Enrichment.
At the zoo our keepers and curator work hard trying to find new ways to stimulate and encourage natural behavior in all our animals.
Here is an example of a feeding technique we use with the large cats to promote wild behavior and to prevent obesity and muscle dysfunction.
It is essential to keep animals to the highest standards and always try to bring some of their natural feelings/habit into the captive environment, this enables the animals to feel and experience some of the feelings that where going to be felt if the animals lived on the wild.

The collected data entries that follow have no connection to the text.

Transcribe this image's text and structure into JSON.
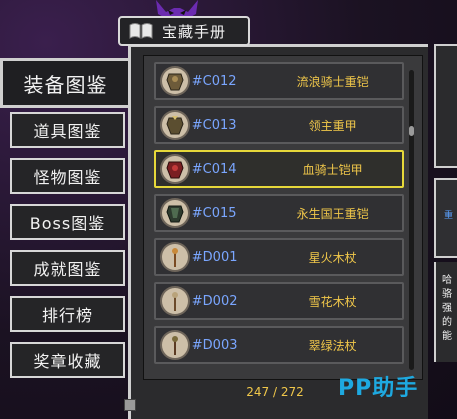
{
  "header": {
    "title": "宝藏手册",
    "book_icon": "book-icon",
    "mascot_icon": "demon-ears-icon"
  },
  "sidebar": {
    "items": [
      {
        "label": "装备图鉴",
        "active": true
      },
      {
        "label": "道具图鉴",
        "active": false
      },
      {
        "label": "怪物图鉴",
        "active": false
      },
      {
        "label": "Boss图鉴",
        "active": false
      },
      {
        "label": "成就图鉴",
        "active": false
      },
      {
        "label": "排行榜",
        "active": false
      },
      {
        "label": "奖章收藏",
        "active": false
      }
    ]
  },
  "list": {
    "items": [
      {
        "code": "#C012",
        "name": "流浪骑士重铠",
        "icon": "armor-icon",
        "selected": false
      },
      {
        "code": "#C013",
        "name": "领主重甲",
        "icon": "armor-icon",
        "selected": false
      },
      {
        "code": "#C014",
        "name": "血骑士铠甲",
        "icon": "armor-icon",
        "selected": true
      },
      {
        "code": "#C015",
        "name": "永生国王重铠",
        "icon": "armor-icon",
        "selected": false
      },
      {
        "code": "#D001",
        "name": "星火木杖",
        "icon": "staff-icon",
        "selected": false
      },
      {
        "code": "#D002",
        "name": "雪花木杖",
        "icon": "staff-icon",
        "selected": false
      },
      {
        "code": "#D003",
        "name": "翠绿法杖",
        "icon": "staff-icon",
        "selected": false
      }
    ],
    "counter": "247 / 272"
  },
  "detail": {
    "mid_label": "重",
    "desc_lines": [
      "哈",
      "骆",
      "强",
      "的",
      "能"
    ]
  },
  "watermark": "PP助手",
  "colors": {
    "accent": "#7b4fd0",
    "selected_border": "#e6d83a",
    "code": "#7aa6ff",
    "name": "#f0c74a"
  }
}
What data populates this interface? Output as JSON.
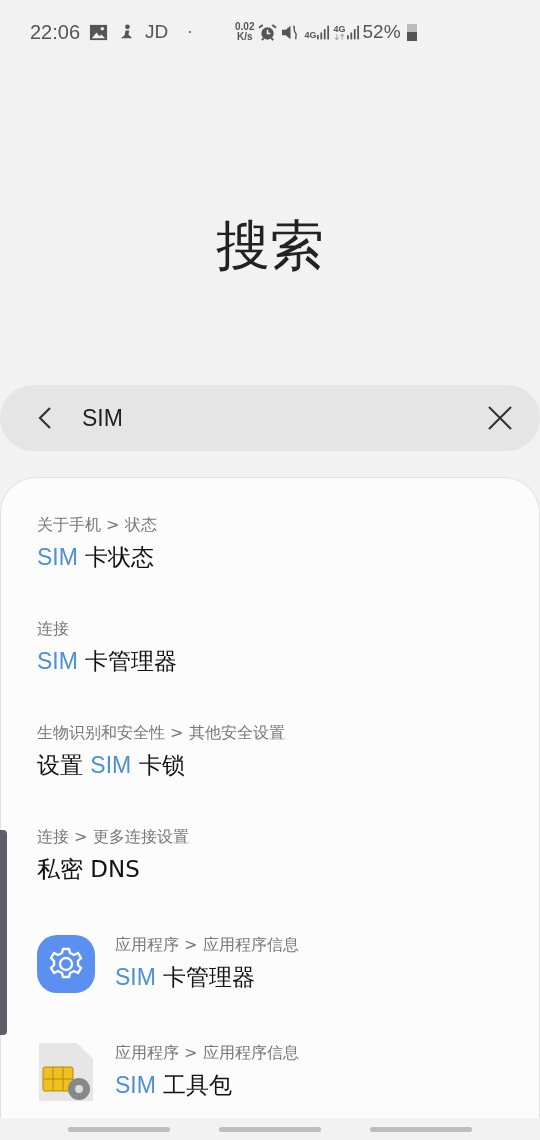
{
  "status_bar": {
    "time": "22:06",
    "app_label": "JD",
    "dot": "·",
    "speed_value": "0.02",
    "speed_unit": "K/s",
    "sim1_type": "4G",
    "sim2_type": "4G",
    "battery": "52%"
  },
  "header": {
    "title": "搜索"
  },
  "search": {
    "value": "SIM"
  },
  "results": [
    {
      "kind": "plain",
      "path": "关于手机 > 状态",
      "title": [
        {
          "text": "SIM",
          "match": true
        },
        {
          "text": " 卡状态",
          "match": false
        }
      ]
    },
    {
      "kind": "plain",
      "path": "连接",
      "title": [
        {
          "text": "SIM",
          "match": true
        },
        {
          "text": " 卡管理器",
          "match": false
        }
      ]
    },
    {
      "kind": "plain",
      "path": "生物识别和安全性 > 其他安全设置",
      "title": [
        {
          "text": "设置 ",
          "match": false
        },
        {
          "text": "SIM",
          "match": true
        },
        {
          "text": " 卡锁",
          "match": false
        }
      ]
    },
    {
      "kind": "plain",
      "path": "连接 > 更多连接设置",
      "title": [
        {
          "text": "私密 DNS",
          "match": false
        }
      ]
    },
    {
      "kind": "settings_app",
      "path": "应用程序 > 应用程序信息",
      "title": [
        {
          "text": "SIM",
          "match": true
        },
        {
          "text": " 卡管理器",
          "match": false
        }
      ]
    },
    {
      "kind": "sim_app",
      "path": "应用程序 > 应用程序信息",
      "title": [
        {
          "text": "SIM",
          "match": true
        },
        {
          "text": " 工具包",
          "match": false
        }
      ]
    }
  ]
}
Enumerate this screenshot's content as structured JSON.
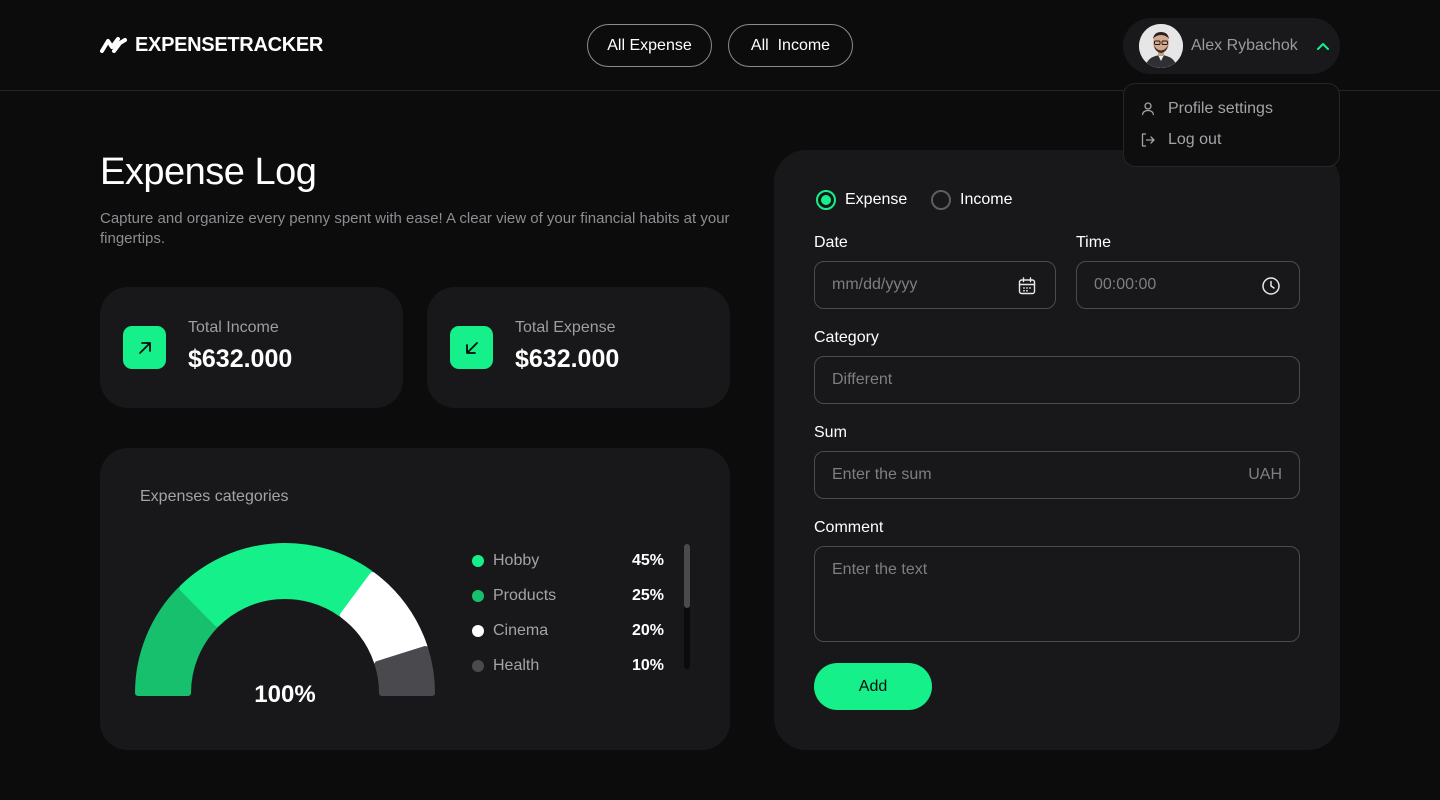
{
  "app": {
    "brand": "EXPENSETRACKER",
    "accent_color": "#16f08a"
  },
  "nav": {
    "all_expense": "All Expense",
    "all_income": "All  Income"
  },
  "user": {
    "name": "Alex Rybachok",
    "menu_open": true,
    "menu": [
      {
        "label": "Profile settings",
        "icon": "user-icon"
      },
      {
        "label": "Log out",
        "icon": "logout-icon"
      }
    ]
  },
  "page": {
    "title": "Expense Log",
    "subtitle": "Capture and organize every penny spent with ease! A clear view of your financial habits at your fingertips."
  },
  "stats": {
    "income": {
      "label": "Total Income",
      "value": "$632.000",
      "icon": "arrow-up-right-icon"
    },
    "expense": {
      "label": "Total Expense",
      "value": "$632.000",
      "icon": "arrow-down-left-icon"
    }
  },
  "categories": {
    "title": "Expenses categories",
    "total": "100%",
    "items": [
      {
        "name": "Hobby",
        "pct": "45%",
        "share": 0.45,
        "color": "#16f08a"
      },
      {
        "name": "Products",
        "pct": "25%",
        "share": 0.25,
        "color": "#17c06c"
      },
      {
        "name": "Cinema",
        "pct": "20%",
        "share": 0.2,
        "color": "#ffffff"
      },
      {
        "name": "Health",
        "pct": "10%",
        "share": 0.1,
        "color": "#4a4a4e"
      }
    ]
  },
  "form": {
    "type_options": [
      {
        "label": "Expense",
        "selected": true
      },
      {
        "label": "Income",
        "selected": false
      }
    ],
    "date": {
      "label": "Date",
      "placeholder": "mm/dd/yyyy",
      "icon": "calendar-icon"
    },
    "time": {
      "label": "Time",
      "placeholder": "00:00:00",
      "icon": "clock-icon"
    },
    "category": {
      "label": "Category",
      "value": "Different"
    },
    "sum": {
      "label": "Sum",
      "placeholder": "Enter the sum",
      "currency": "UAH"
    },
    "comment": {
      "label": "Comment",
      "placeholder": "Enter the text"
    },
    "submit_label": "Add"
  }
}
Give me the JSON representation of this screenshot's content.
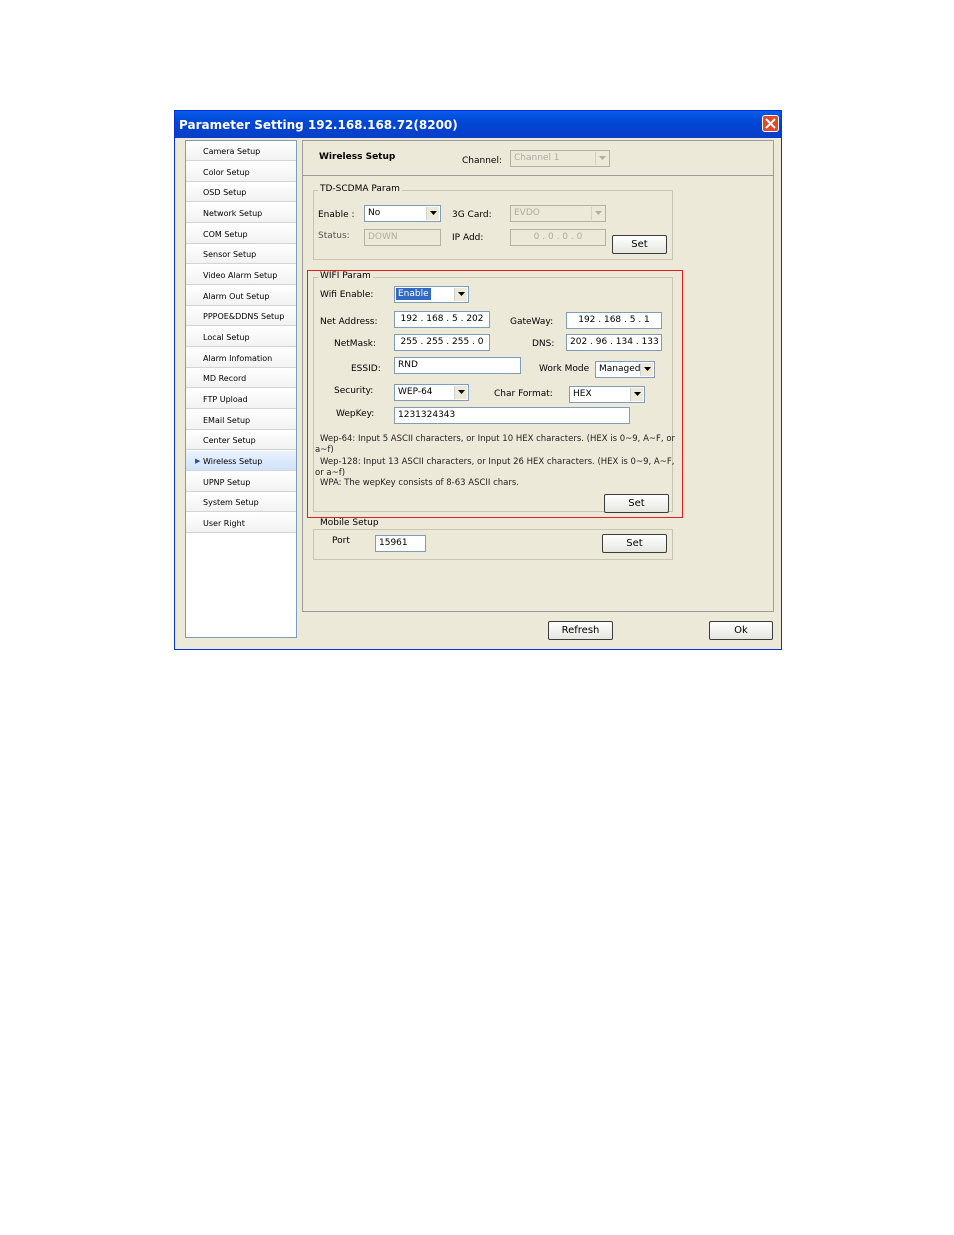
{
  "window": {
    "title": "Parameter Setting 192.168.168.72(8200)",
    "close_icon": "close-icon"
  },
  "sidebar": {
    "items": [
      {
        "label": "Camera Setup"
      },
      {
        "label": "Color Setup"
      },
      {
        "label": "OSD Setup"
      },
      {
        "label": "Network Setup"
      },
      {
        "label": "COM Setup"
      },
      {
        "label": "Sensor Setup"
      },
      {
        "label": "Video Alarm Setup"
      },
      {
        "label": "Alarm Out Setup"
      },
      {
        "label": "PPPOE&DDNS Setup"
      },
      {
        "label": "Local Setup"
      },
      {
        "label": "Alarm Infomation"
      },
      {
        "label": "MD Record"
      },
      {
        "label": "FTP Upload"
      },
      {
        "label": "EMail Setup"
      },
      {
        "label": "Center Setup"
      },
      {
        "label": "Wireless Setup"
      },
      {
        "label": "UPNP Setup"
      },
      {
        "label": "System Setup"
      },
      {
        "label": "User Right"
      }
    ],
    "active_index": 15
  },
  "main": {
    "heading": "Wireless Setup",
    "channel_label": "Channel:",
    "channel_value": "Channel 1"
  },
  "tdscdma": {
    "caption": "TD-SCDMA Param",
    "enable_label": "Enable :",
    "enable_value": "No",
    "card_label": "3G Card:",
    "card_value": "EVDO",
    "status_label": "Status:",
    "status_value": "DOWN",
    "ip_label": "IP Add:",
    "ip_value": "0 . 0 . 0 . 0",
    "set_label": "Set"
  },
  "wifi": {
    "caption": "WIFI Param",
    "enable_label": "Wifi Enable:",
    "enable_value": "Enable",
    "net_address_label": "Net Address:",
    "net_address_value": "192 . 168 . 5 . 202",
    "gateway_label": "GateWay:",
    "gateway_value": "192 . 168 . 5 . 1",
    "netmask_label": "NetMask:",
    "netmask_value": "255 . 255 . 255 . 0",
    "dns_label": "DNS:",
    "dns_value": "202 . 96 . 134 . 133",
    "essid_label": "ESSID:",
    "essid_value": "RND",
    "work_mode_label": "Work Mode",
    "work_mode_value": "Managed",
    "security_label": "Security:",
    "security_value": "WEP-64",
    "char_format_label": "Char Format:",
    "char_format_value": "HEX",
    "wepkey_label": "WepKey:",
    "wepkey_value": "1231324343",
    "notes": [
      "Wep-64: Input 5 ASCII characters, or Input 10 HEX characters. (HEX is 0~9, A~F, or",
      "a~f)",
      "Wep-128: Input 13 ASCII characters, or Input 26 HEX characters. (HEX is 0~9, A~F,",
      "or a~f)",
      "WPA: The wepKey consists of 8-63 ASCII chars."
    ],
    "set_label": "Set"
  },
  "mobile": {
    "caption": "Mobile Setup",
    "port_label": "Port",
    "port_value": "15961",
    "set_label": "Set"
  },
  "footer": {
    "refresh_label": "Refresh",
    "ok_label": "Ok"
  },
  "colors": {
    "titlebar": "#0046d5",
    "highlight_border": "#e02020",
    "selection": "#316ac5"
  }
}
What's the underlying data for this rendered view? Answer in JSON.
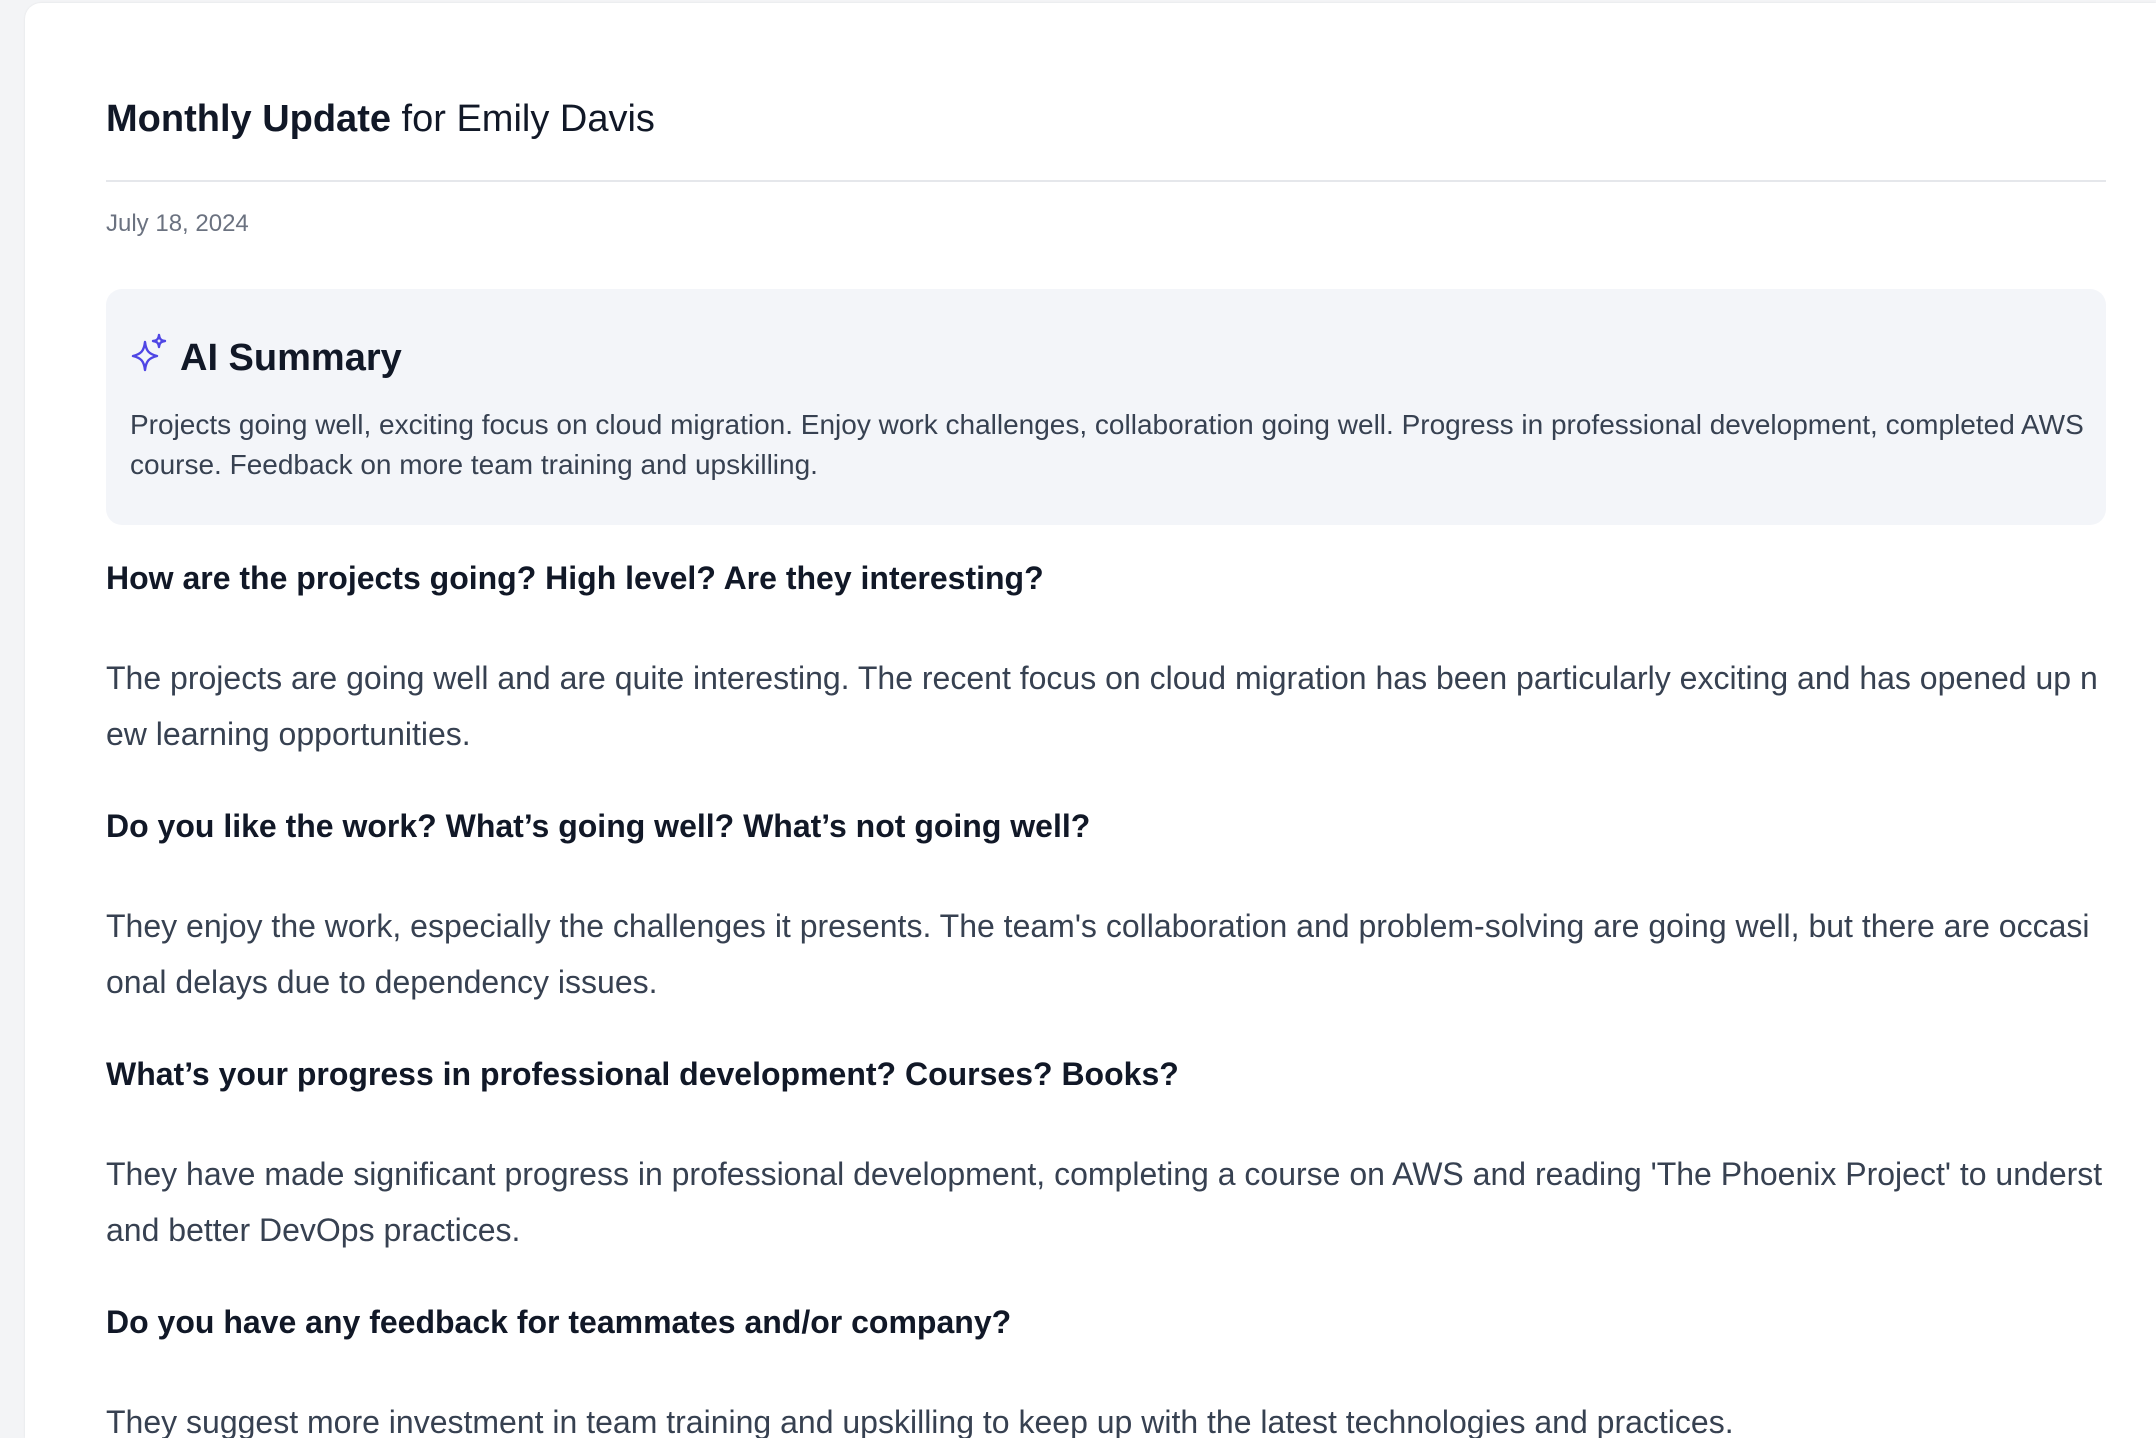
{
  "header": {
    "title_strong": "Monthly Update",
    "title_rest": " for Emily Davis",
    "date": "July 18, 2024"
  },
  "summary": {
    "icon": "sparkles-icon",
    "title": "AI Summary",
    "text": "Projects going well, exciting focus on cloud migration. Enjoy work challenges, collaboration going well. Progress in professional development, completed AWS course. Feedback on more team training and upskilling."
  },
  "qa": [
    {
      "question": "How are the projects going? High level? Are they interesting?",
      "answer": "The projects are going well and are quite interesting. The recent focus on cloud migration has been particularly exciting and has opened up new learning opportunities."
    },
    {
      "question": "Do you like the work? What’s going well? What’s not going well?",
      "answer": "They enjoy the work, especially the challenges it presents. The team's collaboration and problem-solving are going well, but there are occasional delays due to dependency issues."
    },
    {
      "question": "What’s your progress in professional development? Courses? Books?",
      "answer": "They have made significant progress in professional development, completing a course on AWS and reading 'The Phoenix Project' to understand better DevOps practices."
    },
    {
      "question": "Do you have any feedback for teammates and/or company?",
      "answer": "They suggest more investment in team training and upskilling to keep up with the latest technologies and practices."
    }
  ],
  "colors": {
    "accent": "#4f46e5",
    "summary_bg": "#f3f5f9"
  }
}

Feeding role: The animals need to search for their food and perform typical wild behaviours to obtain it as it would have in the wild. The reasons are clear, keep the animals busy as in the wild promote their natural behaviours and also give them a chance for certain locomotive function to be performed so as to exercise different muscle groups found on the body. This helps the animal keep a fit body condition and avoid obesity and muscle dysfunction.
Olfactory role/using smell: It promotes the animal to use and strengthen the sense of smell as in the wild, by hiding food or creating odor paths then the animal has to use its sense of smell as it would have to in the wild either for food search or for interaction with its surrounding environment.
Promoting wild behavior will help the animals to also breed more easily as their time being spent in captivity feels more like nature rather than been kept in an enclosure with unlimited food and no stimulation.